Jay Williams attempts a comeback every summer it seems. I'll believe it when I see it. I have his Chicago Bulls Jersey from his 1 and only season though. I had high hopes for the kid.


----------



## BG7

I saw the guy on ESPN U announcing the FIU vs. UNC game.


----------



## answerwu2008

CBA gonna start the new season, but, i never seek out williams in any team.


----------



## TM

he's doin the ESPN college basketball stuff


----------



## clownskull

yeh, the dummy ruined his career by violating his contract. i still to this day cannot believe the bulls gave him a dime after that. they should have voided his contract immediately.


----------



## Hyperion

clownskull said:


> yeh, the dummy ruined his career by violating his contract. i still to this day cannot believe the bulls gave him a dime after that. they should have voided his contract immediately.
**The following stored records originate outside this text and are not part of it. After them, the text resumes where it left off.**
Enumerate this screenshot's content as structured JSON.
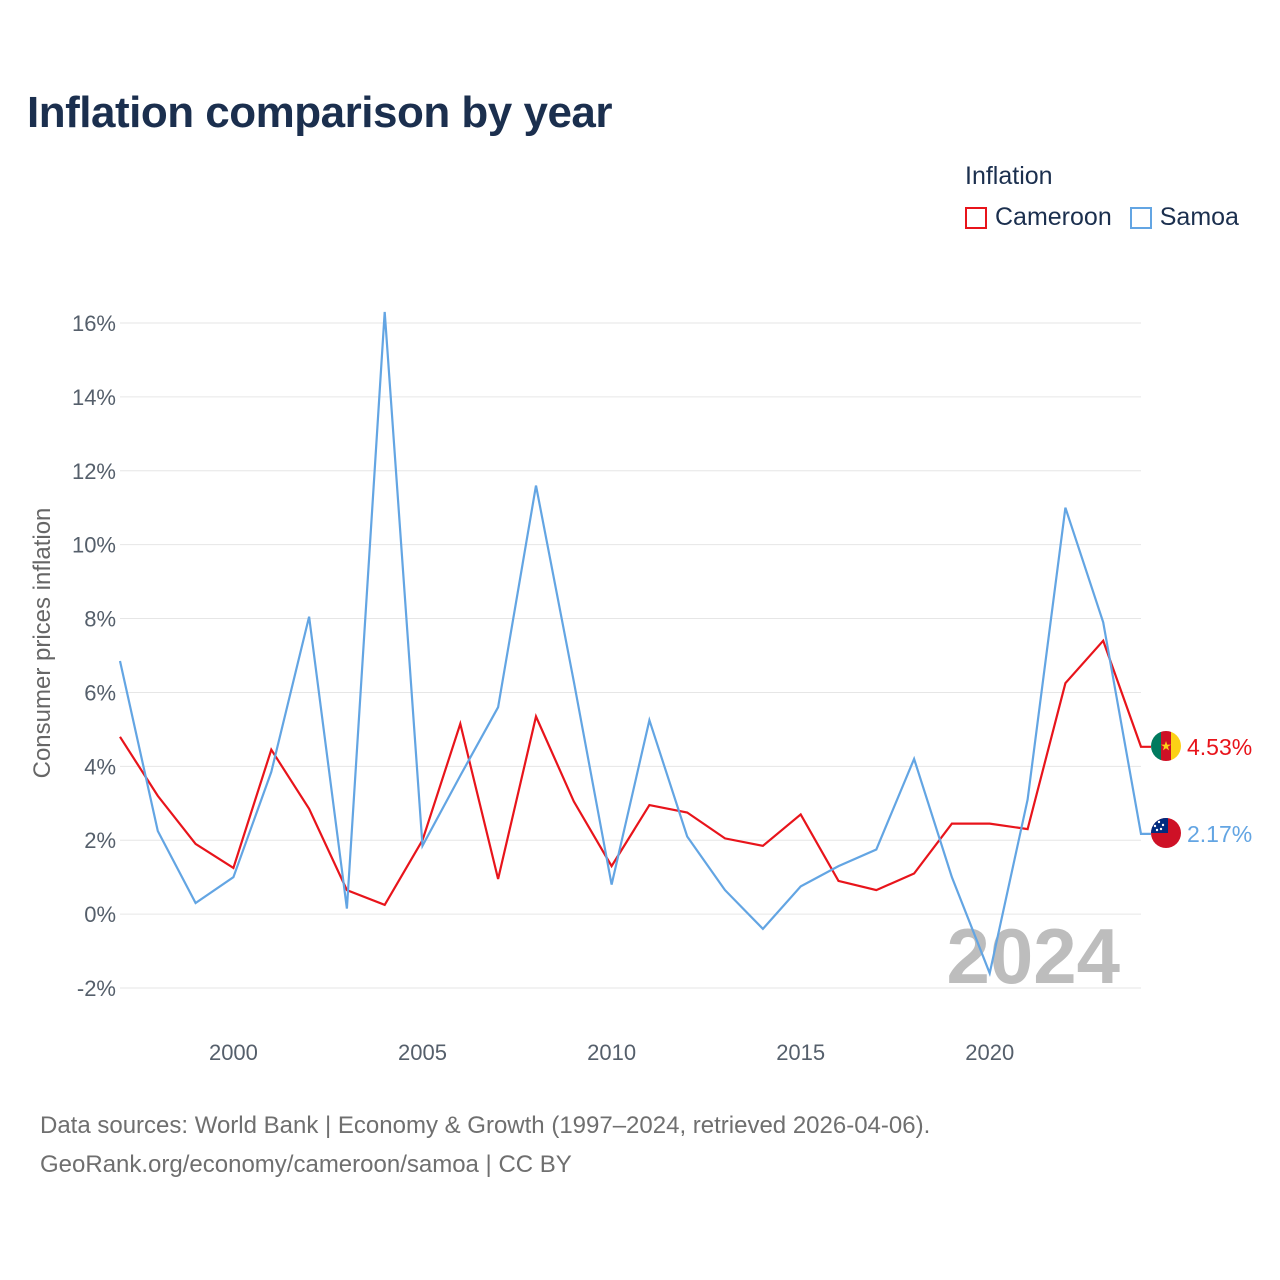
{
  "title": "Inflation comparison by year",
  "legend": {
    "title": "Inflation",
    "items": [
      {
        "label": "Cameroon",
        "color": "#e8141b"
      },
      {
        "label": "Samoa",
        "color": "#63a5e3"
      }
    ]
  },
  "chart_data": {
    "type": "line",
    "title": "Inflation comparison by year",
    "xlabel": "",
    "ylabel": "Consumer prices inflation",
    "xlim": [
      1997,
      2024
    ],
    "ylim": [
      -2,
      16
    ],
    "x_ticks": [
      2000,
      2005,
      2010,
      2015,
      2020
    ],
    "y_ticks": [
      -2,
      0,
      2,
      4,
      6,
      8,
      10,
      12,
      14,
      16
    ],
    "y_tick_labels": [
      "-2%",
      "0%",
      "2%",
      "4%",
      "6%",
      "8%",
      "10%",
      "12%",
      "14%",
      "16%"
    ],
    "grid": true,
    "x": [
      1997,
      1998,
      1999,
      2000,
      2001,
      2002,
      2003,
      2004,
      2005,
      2006,
      2007,
      2008,
      2009,
      2010,
      2011,
      2012,
      2013,
      2014,
      2015,
      2016,
      2017,
      2018,
      2019,
      2020,
      2021,
      2022,
      2023,
      2024
    ],
    "series": [
      {
        "name": "Cameroon",
        "color": "#e8141b",
        "end_label": "4.53%",
        "values": [
          4.8,
          3.2,
          1.9,
          1.25,
          4.45,
          2.85,
          0.65,
          0.25,
          2.0,
          5.15,
          0.95,
          5.35,
          3.05,
          1.3,
          2.95,
          2.75,
          2.05,
          1.85,
          2.7,
          0.9,
          0.65,
          1.1,
          2.45,
          2.45,
          2.3,
          6.25,
          7.4,
          4.53
        ]
      },
      {
        "name": "Samoa",
        "color": "#63a5e3",
        "end_label": "2.17%",
        "values": [
          6.85,
          2.25,
          0.3,
          1.0,
          3.85,
          8.05,
          0.15,
          16.3,
          1.85,
          3.75,
          5.6,
          11.6,
          6.3,
          0.8,
          5.25,
          2.1,
          0.65,
          -0.4,
          0.75,
          1.3,
          1.75,
          4.2,
          1.0,
          -1.6,
          3.1,
          11.0,
          7.9,
          2.17
        ]
      }
    ],
    "annotation": "2024"
  },
  "source": {
    "line1": "Data sources: World Bank | Economy & Growth (1997–2024, retrieved 2026-04-06).",
    "line2": "GeoRank.org/economy/cameroon/samoa | CC BY"
  }
}
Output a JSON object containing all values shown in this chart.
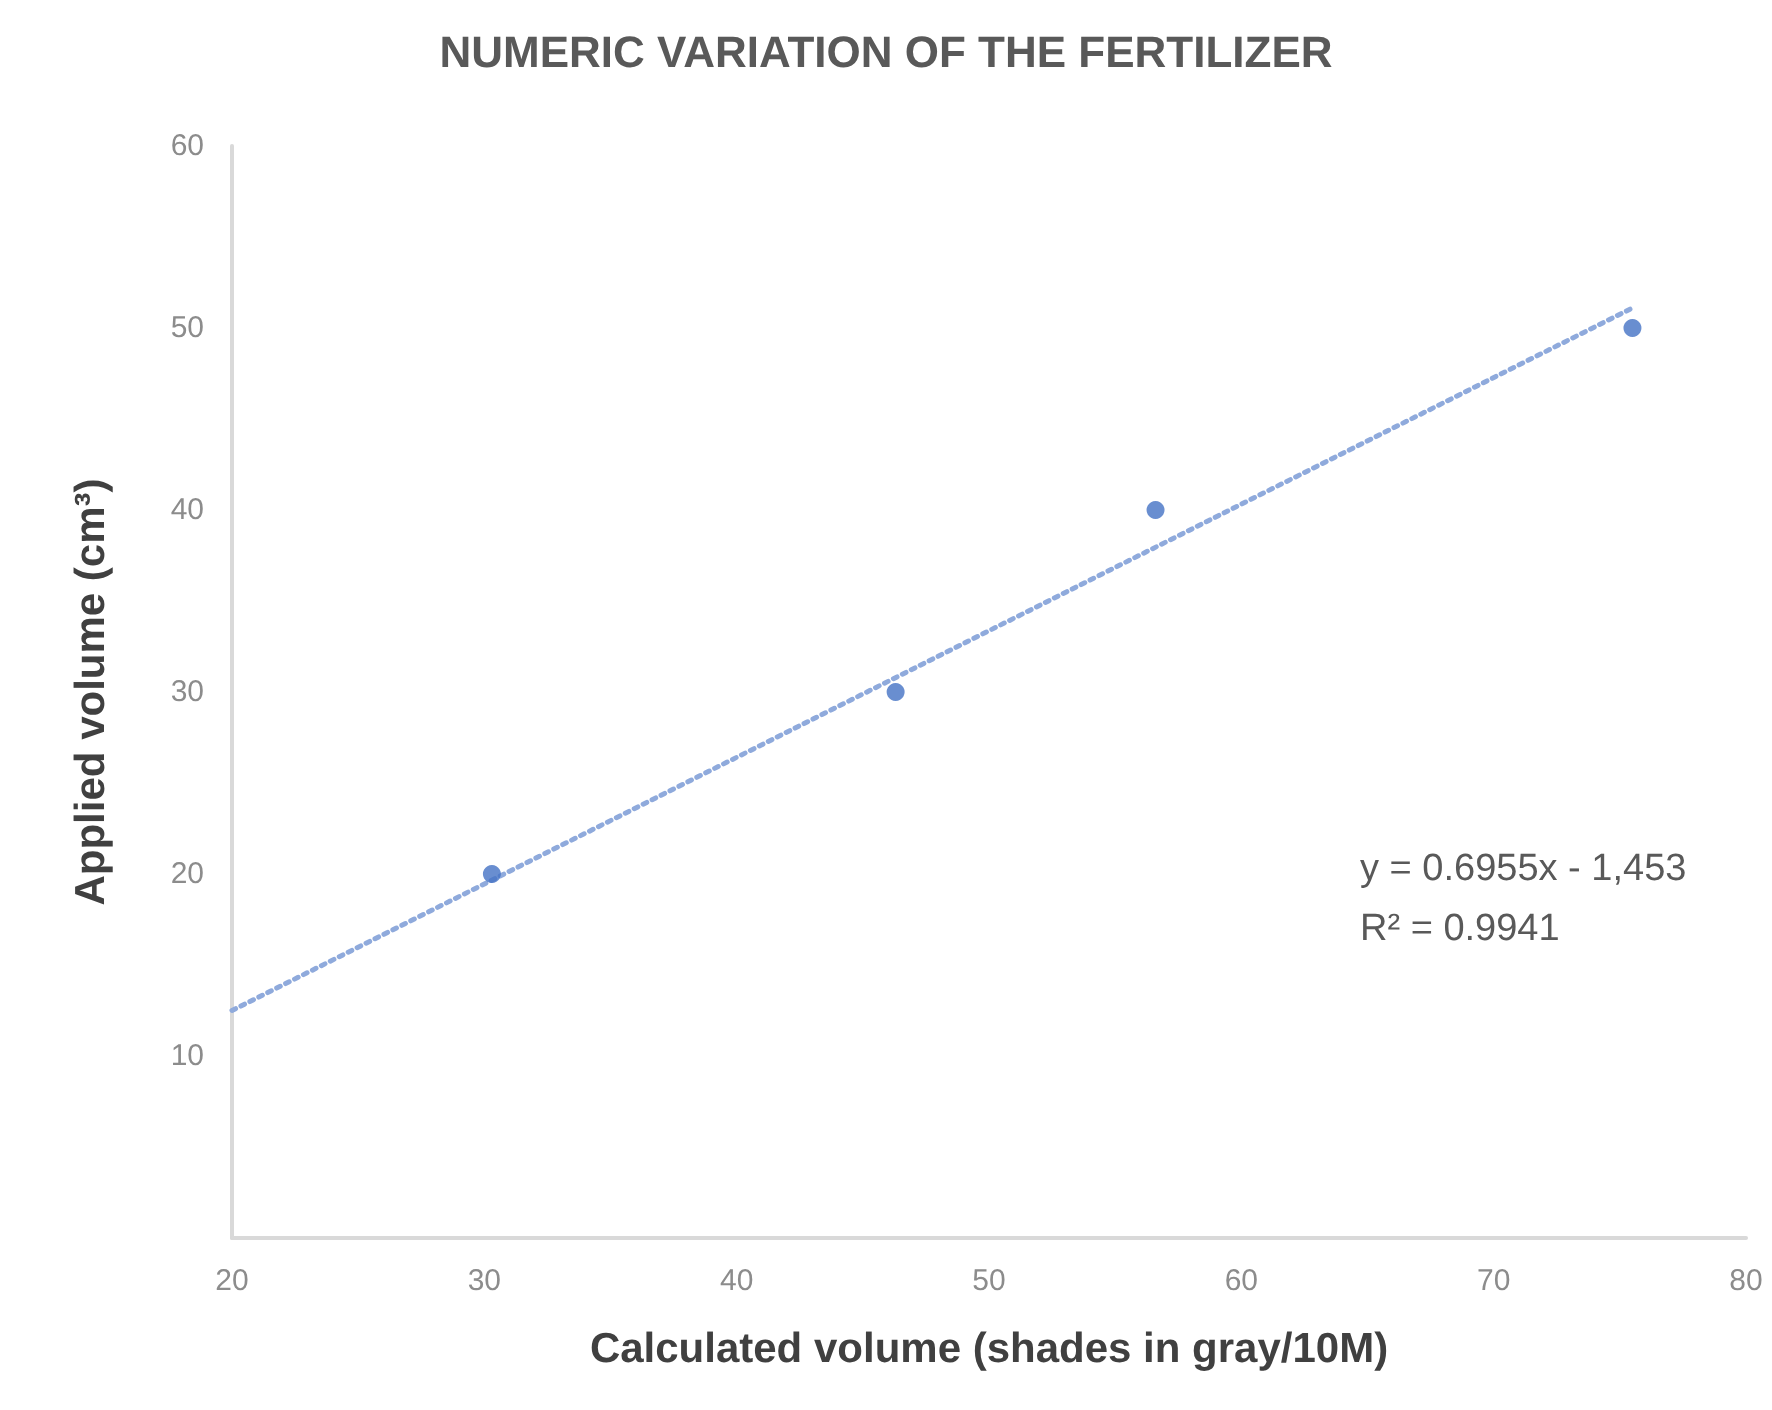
{
  "chart_data": {
    "type": "scatter",
    "title": "NUMERIC VARIATION OF THE FERTILIZER",
    "xlabel": "Calculated volume (shades in gray/10M)",
    "ylabel": "Applied volume (cm³)",
    "series": [
      {
        "color": "#4472c4",
        "x": [
          30.3,
          46.3,
          56.6,
          75.5
        ],
        "values": [
          20,
          30,
          40,
          50
        ],
        "marker": "circle"
      },
      {
        "type": "line",
        "color": "#8faadc",
        "x": [
          20,
          75.5
        ],
        "values": [
          12.5,
          51.1
        ],
        "line_style": "dotted",
        "marker": "none"
      }
    ],
    "xlim": [
      20,
      80
    ],
    "xticks": [
      20,
      30,
      40,
      50,
      60,
      70,
      80
    ],
    "ylim": [
      0,
      60
    ],
    "yticks": [
      10,
      20,
      30,
      40,
      50,
      60
    ],
    "grid": false,
    "annotations": [
      "y = 0.6955x - 1,453",
      "R² = 0.9941"
    ]
  }
}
Yeah, they gave him almost the entirety of his rookie contract. I guess because they were making so much money off the team at the time, they felt bad. He won't come back ever. He's already 28 and there's a glut of good ballhandlers in the NBA now.


----------



## GNG

answerwu2008 said:


> if he can keep health, he could be the all-star PG,just like Kidd


Yeah ok.

It's not a question of whether he can "keep his health." His "health" is long gone. In that motorcycle accident, he suffered major nerve damage in his leg, broke his pelvis and tore three knee ligaments. He'll never be the same.

Any one of those injuries by itself could be a career-ender. Williams got all three, self-inflicted no less.

And he had a mediocre rookie year by any statistical standard. His rookie stats look like Mike Conley's.


----------